Around the year 150 BC, the story goes, seventy-two Jewish scholars got together, wrote down seventy-two different versions of their various scriptures, and translated them into Greek. According to tradition, all seventy-two translations came out exactly the same. Three and a half centuries later, this collection of writings was named the Old Testament.

The New Testament was not written down and put together as one collection of books until about the same time. Most scholars agree that it was in the year 369 AD that the church officially recognized the writings of the Old and New Testament as being Sacred Writings, to be distinguished from all other church writings. There were many writings that did not make it into the Bible - and one of the reasons a collection of inspired books was made was to distinguish them from other books which also claimed to be inspired.

During the first thousand years of Christianity, the Bible (as it then became known) was not available to Christians. Many of the clergy had read little or nothing of the Bible themselves, but were, instead, following the edicts of the church. It was not until the development of the printing press in 1450 that every church had a copy of the Bible. So during three-quarters of the history of Christianity, the Bible was not even available to Christians.

When the Bible did become more available, some churches forbade the people from reading it. Only the clergy were allowed to read it, and they would tell the people "the truth." The first English translation of the Bible done by John Wycliffe in 1382. It was condemned by the Church because they didn't believe the Bible should be put into such a vulgar language. Fortunately, Wycliffe died a natural death before they caught up with him. But they went so far as to dig up his bones and burn them along with all his books.

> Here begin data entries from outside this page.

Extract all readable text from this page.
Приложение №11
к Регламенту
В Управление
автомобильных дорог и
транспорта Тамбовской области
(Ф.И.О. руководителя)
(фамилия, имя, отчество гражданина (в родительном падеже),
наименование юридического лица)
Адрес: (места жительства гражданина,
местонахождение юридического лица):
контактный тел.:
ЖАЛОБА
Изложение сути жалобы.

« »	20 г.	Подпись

The King James version was the tenth English translation, and was put together as a finished product in 1611. However, it was revised eleven times in that century, and many more times after that, in order to correct such things as the seventh commandment, which in the first King James Version read, "Thou shalt commit adultery." Since the King James Version, there have been many other translations.

The question naturally arises: "Is the Bible reliable after so many translations?" The answer is yes and no and maybe. Yes: one must realize that most of the translations were done directly from the original texts written in Hebrew, Aramaic, and Greek. No; there was tampering with the text. Not much, but some.

How can we tell that the text was changed? Recently, computers have been used to analyze the original texts. They read a chapter to get the rhythm, spirit, and style of the text. The computer is then asked if the text has been tampered with, and if so, where? The computer then picks out words or phrases that are written in a style that is different form the rest, or are, for example, fourth century Greek in a place where there should be first century Greek, and so on.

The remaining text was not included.